Mom Sues Philadelphia|Over Son’s Death by Cops

     PHILADELPHIA (CN) – The mother of a 26-year-old man shot during a traffic stop in 2014 sued Philadelphia in Federal Court on Wednesday, months after the district attorney said he would not bring charges against the officers involved.
     Brandon Tate-Brown was shot by police officers after being pulled over for not having his headlights on, officers Nicholas Carrelli and Heng Dang claim. Both are named as defendants in the suit.
     But at least one witness present said the officers pulled Tate-Brown over because his vehicle matched the description of a car involved in a robbery.
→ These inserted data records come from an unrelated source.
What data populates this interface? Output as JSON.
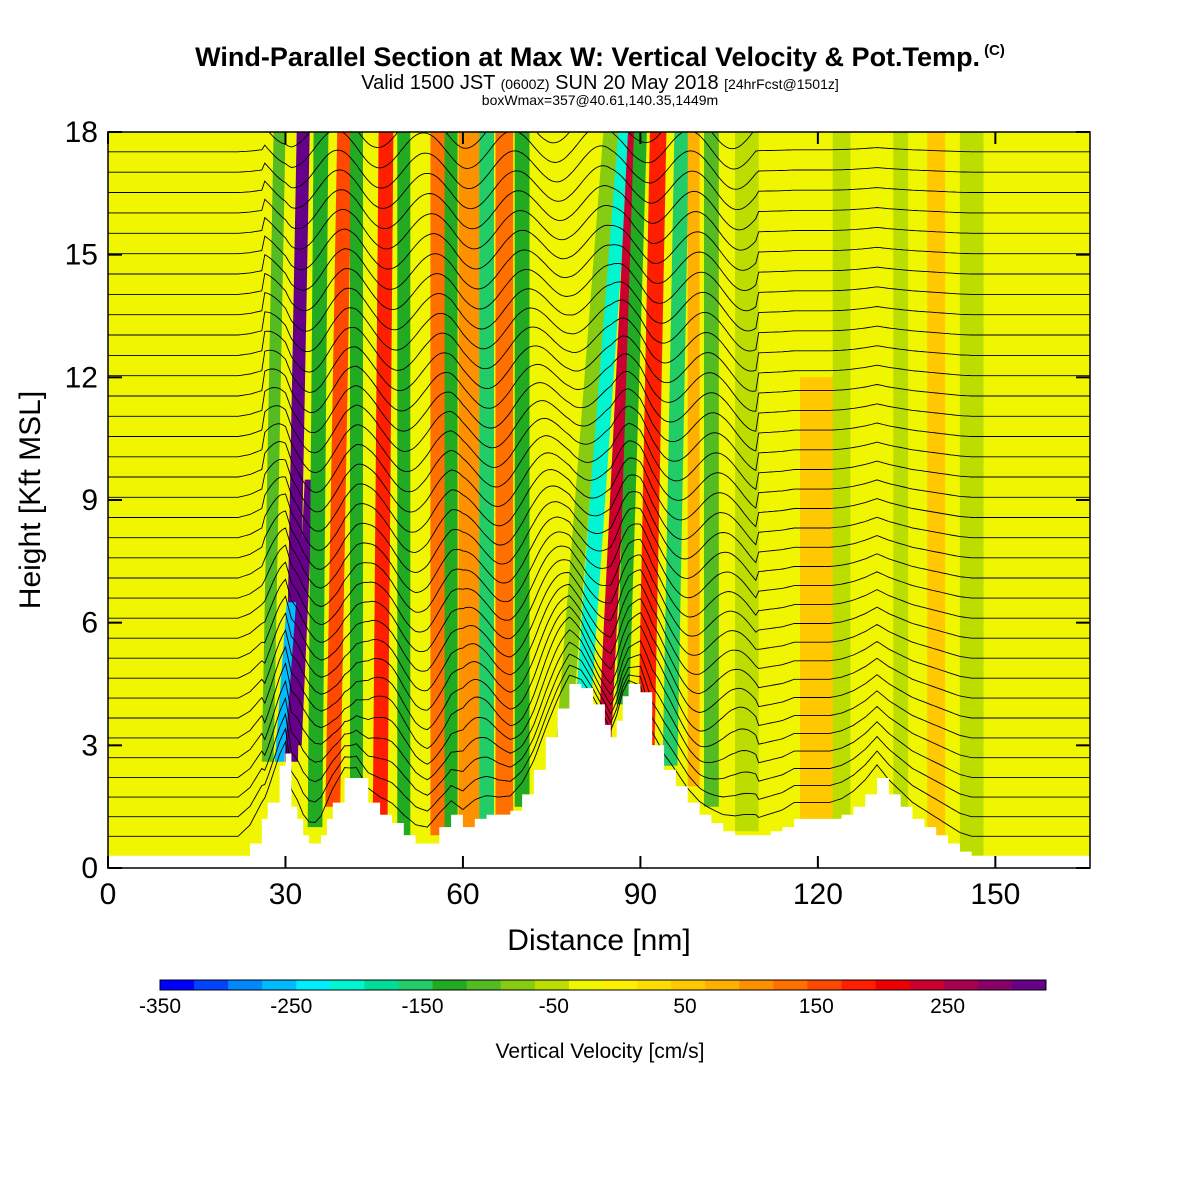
{
  "header": {
    "title": "Wind-Parallel Section at Max W: Vertical Velocity & Pot.Temp.",
    "copyright": "(C)",
    "valid_prefix": "Valid 1500 JST",
    "valid_utc": "(0600Z)",
    "valid_date": "SUN 20 May 2018",
    "forecast": "[24hrFcst@1501z]",
    "boxwmax": "boxWmax=357@40.61,140.35,1449m"
  },
  "chart_data": {
    "type": "heatmap",
    "title": "Wind-Parallel Section at Max W: Vertical Velocity & Pot.Temp.",
    "xlabel": "Distance [nm]",
    "ylabel": "Height [Kft MSL]",
    "xlim": [
      0,
      166
    ],
    "ylim": [
      0,
      18
    ],
    "x_ticks": [
      "0",
      "30",
      "60",
      "90",
      "120",
      "150"
    ],
    "y_ticks": [
      "0",
      "3",
      "6",
      "9",
      "12",
      "15",
      "18"
    ],
    "colorbar": {
      "label": "Vertical Velocity [cm/s]",
      "range": [
        -350,
        325
      ],
      "tick_labels": [
        "-350",
        "-250",
        "-150",
        "-50",
        "50",
        "150",
        "250"
      ],
      "colors": [
        "#0000ff",
        "#0044ff",
        "#0088ff",
        "#00bbff",
        "#00eeff",
        "#00f5d0",
        "#00dd99",
        "#22cc66",
        "#22aa22",
        "#55bb22",
        "#88cc11",
        "#bbdd00",
        "#f0f500",
        "#ffee00",
        "#ffdd00",
        "#ffc800",
        "#ffb000",
        "#ff9000",
        "#ff7000",
        "#ff4800",
        "#ff1e00",
        "#ee0000",
        "#cc0030",
        "#aa0050",
        "#880068",
        "#660088"
      ]
    },
    "terrain_kft": {
      "x": [
        0,
        22,
        24,
        26,
        27,
        29,
        30,
        31,
        32,
        33,
        34,
        35,
        36,
        37,
        38,
        40,
        42,
        44,
        46,
        48,
        50,
        52,
        54,
        56,
        58,
        60,
        62,
        64,
        66,
        68,
        70,
        72,
        74,
        76,
        78,
        80,
        82,
        84,
        85,
        86,
        87,
        88,
        90,
        92,
        94,
        96,
        98,
        100,
        102,
        104,
        106,
        108,
        110,
        112,
        114,
        116,
        118,
        120,
        122,
        124,
        126,
        128,
        130,
        132,
        134,
        136,
        138,
        140,
        142,
        144,
        146,
        148,
        150,
        152,
        154,
        156,
        158,
        160,
        162,
        166
      ],
      "heights": [
        0.3,
        0.3,
        0.6,
        1.2,
        1.6,
        2.5,
        2.8,
        1.5,
        1.2,
        0.8,
        0.6,
        0.6,
        0.8,
        1.2,
        1.6,
        2.2,
        2.2,
        1.6,
        1.3,
        1.1,
        0.8,
        0.6,
        0.6,
        1.0,
        1.3,
        1.0,
        1.2,
        1.3,
        1.3,
        1.4,
        1.8,
        2.4,
        3.2,
        3.9,
        4.5,
        4.4,
        4.0,
        3.5,
        3.2,
        3.6,
        4.2,
        4.5,
        4.3,
        3.0,
        2.4,
        2.0,
        1.6,
        1.3,
        1.1,
        0.9,
        0.8,
        0.8,
        0.8,
        0.9,
        1.0,
        1.2,
        1.2,
        1.2,
        1.2,
        1.3,
        1.5,
        1.8,
        2.2,
        1.8,
        1.5,
        1.2,
        1.0,
        0.8,
        0.6,
        0.4,
        0.3,
        0.3,
        0.3,
        0.3,
        0.3,
        0.3,
        0.3,
        0.3,
        0.3,
        0.3
      ]
    },
    "vertical_velocity_bands": [
      {
        "x_base": 31,
        "x_top": 33,
        "width": 2.2,
        "z0": 2.6,
        "z1": 18,
        "value": 300
      },
      {
        "x_base": 32,
        "x_top": 34,
        "width": 1.5,
        "z0": 3.0,
        "z1": 9.5,
        "value": 330
      },
      {
        "x_base": 29,
        "x_top": 31,
        "width": 1.6,
        "z0": 2.6,
        "z1": 6.5,
        "value": -270
      },
      {
        "x_base": 27,
        "x_top": 29,
        "width": 2.0,
        "z0": 2.6,
        "z1": 18,
        "value": -110
      },
      {
        "x_base": 35,
        "x_top": 36,
        "width": 2.5,
        "z0": 1.0,
        "z1": 18,
        "value": -130
      },
      {
        "x_base": 38,
        "x_top": 40,
        "width": 2.5,
        "z0": 1.5,
        "z1": 18,
        "value": 160
      },
      {
        "x_base": 42,
        "x_top": 42,
        "width": 2.2,
        "z0": 1.5,
        "z1": 18,
        "value": -140
      },
      {
        "x_base": 46,
        "x_top": 47,
        "width": 2.5,
        "z0": 1.0,
        "z1": 18,
        "value": 170
      },
      {
        "x_base": 50,
        "x_top": 50,
        "width": 2.2,
        "z0": 0.8,
        "z1": 18,
        "value": -130
      },
      {
        "x_base": 56,
        "x_top": 56,
        "width": 3.0,
        "z0": 0.8,
        "z1": 18,
        "value": 120
      },
      {
        "x_base": 58,
        "x_top": 58,
        "width": 2.2,
        "z0": 1.0,
        "z1": 18,
        "value": -120
      },
      {
        "x_base": 61,
        "x_top": 61,
        "width": 3.5,
        "z0": 1.0,
        "z1": 18,
        "value": 110
      },
      {
        "x_base": 64,
        "x_top": 64,
        "width": 2.5,
        "z0": 1.2,
        "z1": 18,
        "value": -150
      },
      {
        "x_base": 67,
        "x_top": 67,
        "width": 3.0,
        "z0": 1.3,
        "z1": 18,
        "value": 130
      },
      {
        "x_base": 70,
        "x_top": 70,
        "width": 2.5,
        "z0": 1.5,
        "z1": 18,
        "value": -140
      },
      {
        "x_base": 80,
        "x_top": 87,
        "width": 2.6,
        "z0": 3.2,
        "z1": 18,
        "value": -200
      },
      {
        "x_base": 77,
        "x_top": 85,
        "width": 2.5,
        "z0": 3.0,
        "z1": 18,
        "value": -90
      },
      {
        "x_base": 84,
        "x_top": 89,
        "width": 2.2,
        "z0": 3.2,
        "z1": 18,
        "value": 230
      },
      {
        "x_base": 87,
        "x_top": 90,
        "width": 2.2,
        "z0": 4.0,
        "z1": 18,
        "value": -130
      },
      {
        "x_base": 91,
        "x_top": 93,
        "width": 2.8,
        "z0": 3.0,
        "z1": 18,
        "value": 170
      },
      {
        "x_base": 95,
        "x_top": 97,
        "width": 2.5,
        "z0": 2.5,
        "z1": 18,
        "value": -150
      },
      {
        "x_base": 99,
        "x_top": 99,
        "width": 2.0,
        "z0": 2.0,
        "z1": 18,
        "value": 90
      },
      {
        "x_base": 102,
        "x_top": 102,
        "width": 2.5,
        "z0": 1.5,
        "z1": 18,
        "value": -110
      },
      {
        "x_base": 108,
        "x_top": 108,
        "width": 4.0,
        "z0": 0.9,
        "z1": 18,
        "value": -60
      },
      {
        "x_base": 120,
        "x_top": 120,
        "width": 6.0,
        "z0": 1.2,
        "z1": 12,
        "value": 55
      },
      {
        "x_base": 124,
        "x_top": 124,
        "width": 3.0,
        "z0": 1.2,
        "z1": 18,
        "value": -60
      },
      {
        "x_base": 134,
        "x_top": 134,
        "width": 2.5,
        "z0": 1.0,
        "z1": 18,
        "value": -60
      },
      {
        "x_base": 140,
        "x_top": 140,
        "width": 3.0,
        "z0": 0.6,
        "z1": 18,
        "value": 60
      },
      {
        "x_base": 146,
        "x_top": 146,
        "width": 4.0,
        "z0": 0.3,
        "z1": 18,
        "value": -50
      }
    ],
    "potential_temperature_contours": {
      "count": 36,
      "base_kft": 0.5,
      "spacing_kft": 0.5,
      "note_label_positions_kft": [
        [
          1,
          15.8
        ],
        [
          20,
          14.0
        ],
        [
          11,
          10.2
        ],
        [
          25,
          8.4
        ],
        [
          1,
          4.0
        ],
        [
          41,
          16.3
        ],
        [
          38,
          13.9
        ],
        [
          52,
          12.7
        ],
        [
          54,
          5.9
        ]
      ]
    }
  }
}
     The officers say they shot Tate-Brown after he reached for a gun. But Tanya Brown-Dickerson, the man’s mother, says in her complaint that “instead of just checking on the safety of a motorist driving without full headlights (their stated reason for pulling him over) the police officers began an aggressive interaction with Brandon with the intent of harassing Brandon Tate-Brown, instigating a struggle, assaulting him, arresting him, and charging him with a crime.”
     “When Brandon Tate-Brown resisted, and tried to run from the aggressive and assaultive officers, Carrelli shot Brandon Tate-Brown once in the back of the head from close range,” Brown-Dickerson says in her complaint.
     Tate-Brown told the officers that the rental car he was driving belonged to his employer, Dollar Rental Car – a subsidiary of Hertz – and supplied the officers with the car’s registration and his manager’s contact information.
     The officers did not understand that Dollar is a Hertz subsidiary and that the rental car would be registered in a name other than Tate-Brown’s – and they should have, the complaint says.
     “Police reports state that it is due to this alleged ‘inconsistency’ that the decision was made to ask Brandon Tate-Brown to leave the vehicle and to place him under arrest,” Brown-Dickerson says in the complaint.
     Tate-Brown’s mother also says that no gun was ever recovered from her son’s car, despite Carrelli’s claim of seeing one during the incident.
     “Additional lies told by the police immediately after the shooting included telling the first EMT on the scene that Brandon was shot because he was shooting his gun at police and telling persons on the scene that Brandon was shot because he was reaching into his vehicle for a gun,” the complaint says.
     Tate-Brown’s death occurred during a particularly fractious period in U.S. policing, a few months after the death of Michael Brown in Ferguson, Missouri, and before Freddie Gray in Baltimore. As in those cities, protests followed the no-charges announcement by the Philadelphia DA.
     Brown-Dickerson is suing for wrongful death, false arrest, assault and battery, and state and federal civil rights violations as the administrator of her son’s estate. She seeks compensatory, special and punitive damages.
     She is represented by Brian Mildenberg of Philadelphia. Mildenberg filed a similar lawsuit for Brown-Dickerson in state court back in April.